SCOTLAND'S nuclear submarine base has suffered six significant safety incidents in the last five years, including human exposure to radiation.

A total of 11 incidents were recorded at Faslane naval base on the Clyde and Devonport in Plymouth, with radioactive waste being spilled, workers exposed to radiation, power supplies lost, safety valves wrongly operated and a bag of waste mistakenly dropped overboard.

The incidents have been admitted by UK defence minister, Philip Dunne, in response to a parliamentary question from Angus Robertson MP, the SNP's defence spokesman.

Mr Robertson said it was "frightening reading". "They concern the most serious types of incident and would not even be in the public domain without asking for the information. Safety has to be paramount at Faslane and Devonport and some of the reported incidents that we do know about do not inspire confidence."

The MoD said six incidents since 2008 at Faslane have been defined as "category B". This is the second-worst rating, involving "actual or high potential for a contained release within building or submarine or unplanned exposure to radiation".
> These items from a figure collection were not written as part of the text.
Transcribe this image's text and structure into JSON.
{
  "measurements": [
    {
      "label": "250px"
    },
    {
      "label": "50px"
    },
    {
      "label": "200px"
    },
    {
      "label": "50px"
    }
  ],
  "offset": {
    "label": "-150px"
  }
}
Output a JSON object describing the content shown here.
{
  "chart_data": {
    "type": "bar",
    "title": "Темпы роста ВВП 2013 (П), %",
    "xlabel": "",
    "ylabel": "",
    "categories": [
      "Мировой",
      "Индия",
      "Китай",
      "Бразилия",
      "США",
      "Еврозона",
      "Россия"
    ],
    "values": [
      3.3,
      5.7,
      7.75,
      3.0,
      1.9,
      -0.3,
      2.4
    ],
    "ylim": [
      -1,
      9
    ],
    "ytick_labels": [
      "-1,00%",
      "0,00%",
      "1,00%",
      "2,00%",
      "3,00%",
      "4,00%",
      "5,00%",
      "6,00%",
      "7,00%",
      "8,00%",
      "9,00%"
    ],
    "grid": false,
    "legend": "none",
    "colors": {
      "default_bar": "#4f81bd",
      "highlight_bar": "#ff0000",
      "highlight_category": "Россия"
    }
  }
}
Last year, maintenance workers entered an area next to a reactor compartment "without the proper radiological controls in place and hence received an unplanned exposure to a radiological dose," the MoD said.

Although the MoD described what happened in 10 instances, it refused to give details of one event at Devonport as "disclosure would be likely to prejudice the capability, effectiveness or security of the armed forces".

UK defence minister Mr Dunne said radioactive contamination had not caused a danger to the environment or human health.

But John Ainslie, co-ordinator of the Scottish Campaign for Nuclear Disarmament, said: "This catalogue of safety errors shows there is always the risk that something can go catastrophically wrong so long as nuclear submarines remain in Scotland."